MAREMAGNUM FEST: LEON BENAVENTE

Domingo 21 Mayo - 21:30

LEÓN BENAVENTE: EL CENTRO DE UN ESTADO Por Nacho Vegas Antecedentes históricos En el año 1962, más o menos cuando la nieve se empezaba a derretir en algunas cumbres y la primavera se instalaba, Francisco Franco tomó una decisión que él consideraba de capital importancia y a la que venía dando vueltas desde hacía tiempo: quiso descubrir cuál era el centro exacto de la península ibérica. Tenía que saber dónde se situaba el mismo centro geográfico de España (Portugal, como si no existiera), no podía dormir por las noches sin averiguarlo. Siglos atrás, los musulmanes ya habían hecho sus cálculos y habían señalado un punto en la que más tarde sería la villa cristiana de Pinto, al sur de Madrid. Pero Don Francisco no se fiaba de los moros, que debían saber mucho de rezos y de hablar raro pero lo que es de aritmética geográfica, poco, así que dio un golpe sobre la mesa. Mandó llamar a El Pardo a los mejores matemáticos e ingenieros de caminos de todo el mundo, que casualmente fueron todos españoles, y les encomendó la tarea. Tras trece meses de trabajo a destajo, de complicadas mediciones, los expertos llegaron a una conclusión: los moros se habían equivocado, pero por muy poco: el centro de España estaba en realidad en la localidad de Valdemoro, a unos siete kilómetros de Pinto. Enseguida comenzó la disputa entre los dos municipios por ver cuál de los dos ostentaba el título, y hubo vecinos que sacaron la escopeta y se dispusieron a defender su honor a tiros. Franco pensó que el asunto se le estaba yendo de las manos, y fue entonces cuando pronunció una de sus frases más célebres. Con su voz afluatada dijo: “ni pa ti ni pa mí”, y se fue a un punto equidistante de los dos pueblos, en Getafe. Allí, en un cerro, plantó un monumento y en un acto oficial declaró el lugar “Centro Auténtico de España”. Cuando le preguntaban si ese era el punto geográfico exacto él se limitaba a decir: “bueno, es por aquí, no hurgues”. Con todo, la disputa entre Pinto y Valdemoro dio lugar a una de las expresiones más populares del refranero español.

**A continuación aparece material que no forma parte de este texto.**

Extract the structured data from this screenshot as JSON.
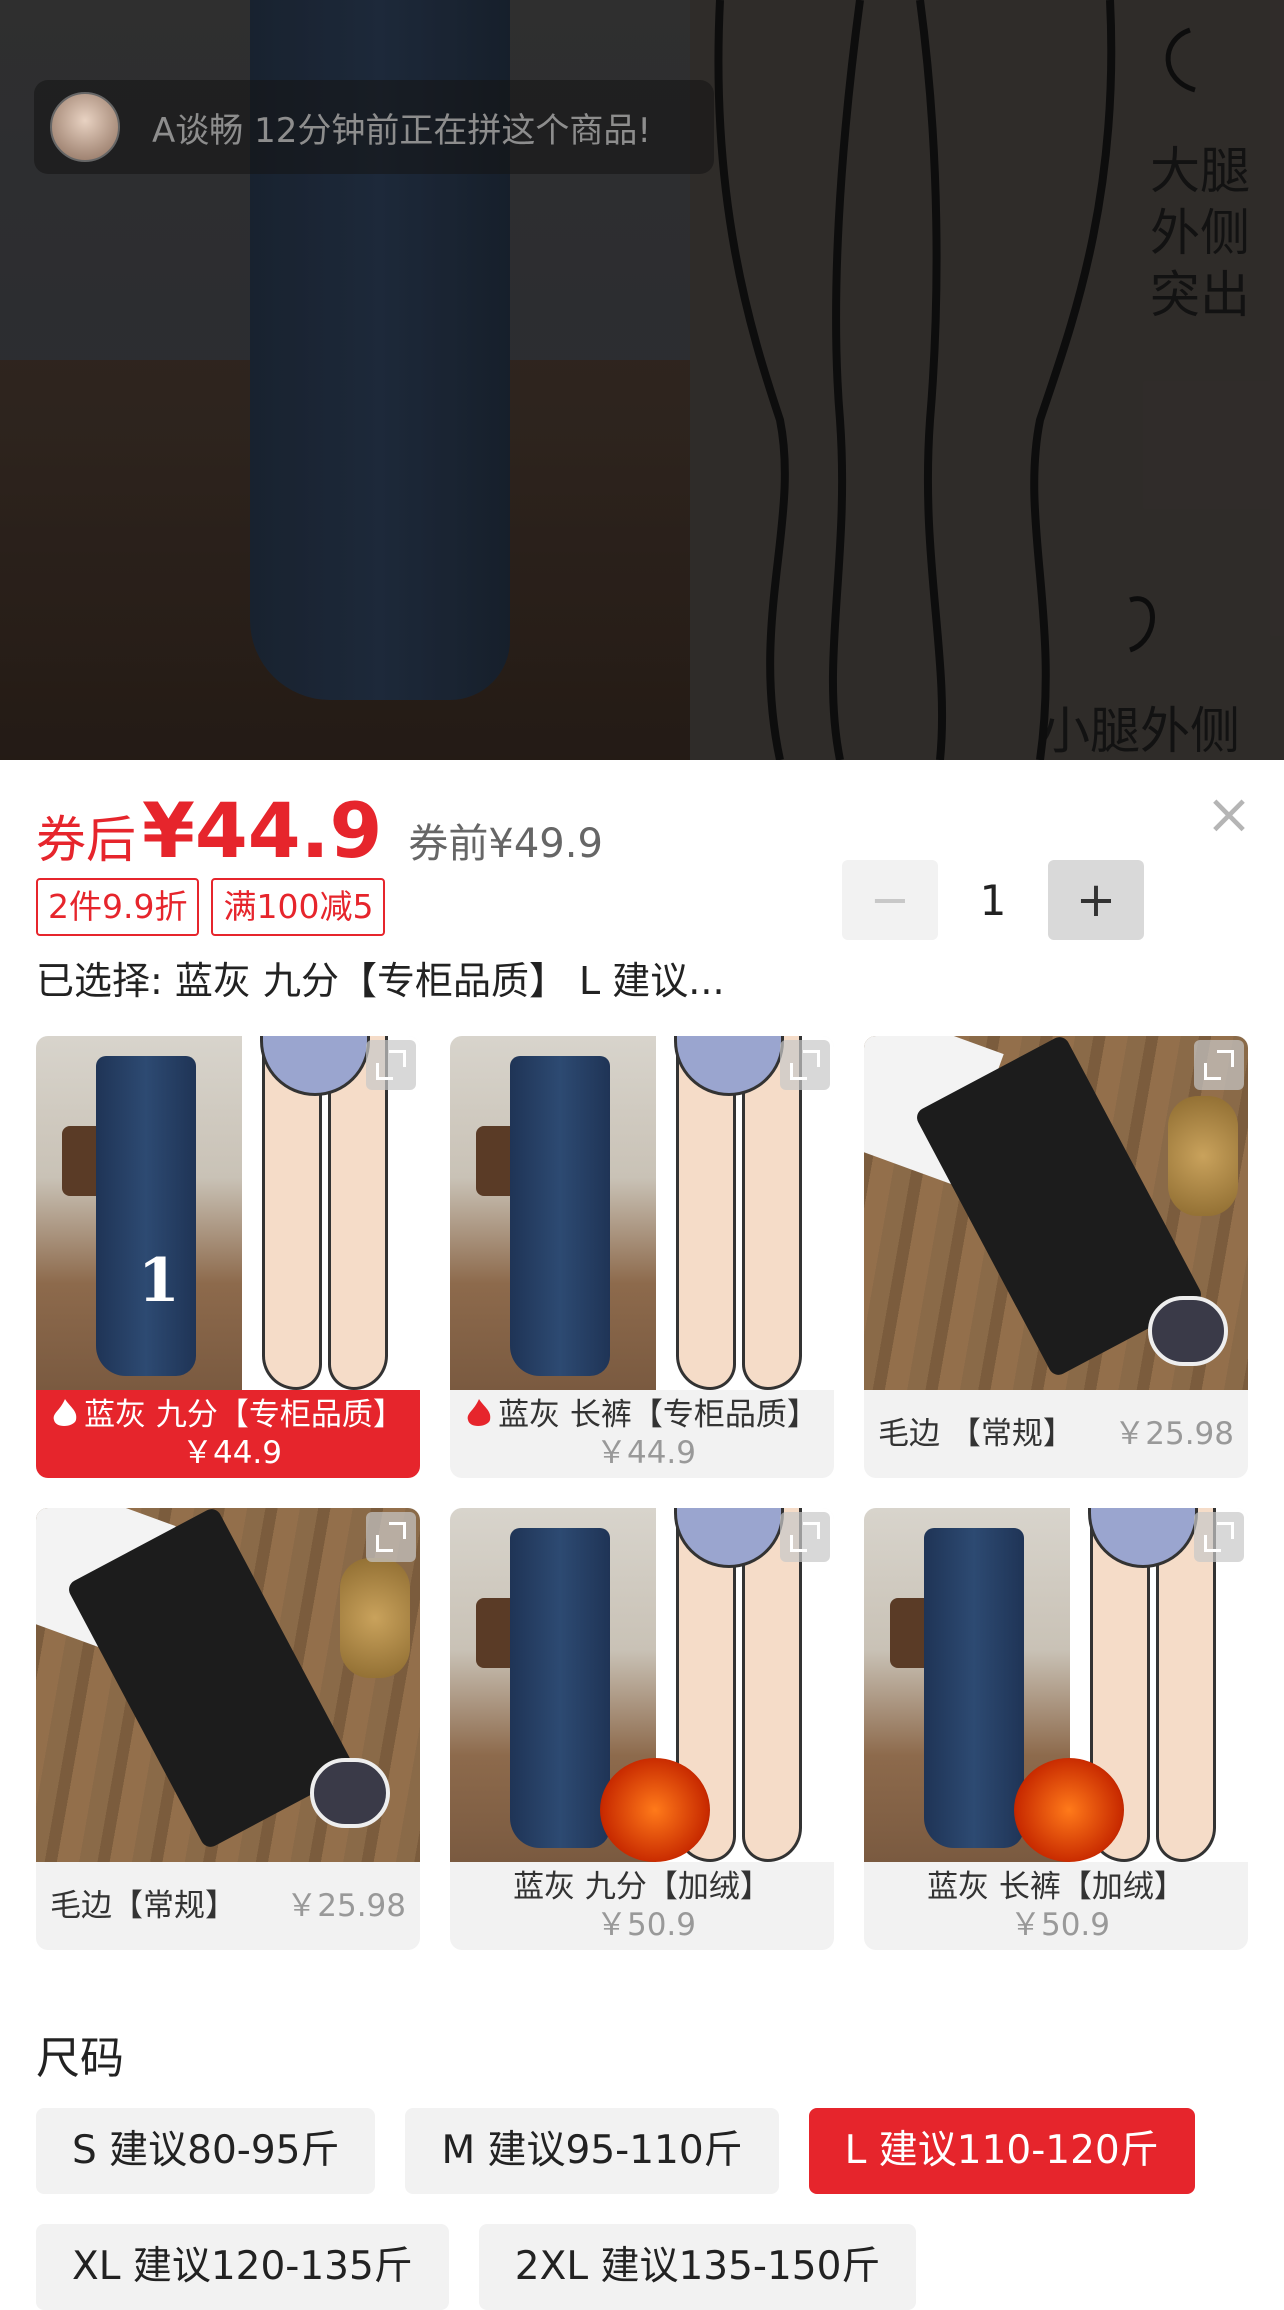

Y para Franco la cosa se había convertido en una cuestión de orgullo personal, más que de orgullo patrio. Algunos historiadores sostienen si el Generalísimo se afanó tanto en reprimir los nacionalismos periféricos no fue por motivaciones políticas, sino porque una eventual independencia de Cataluña le iba a joder el centro geográfico y hala, vuelta a empezar con los cálculos. Y eso no podía ser.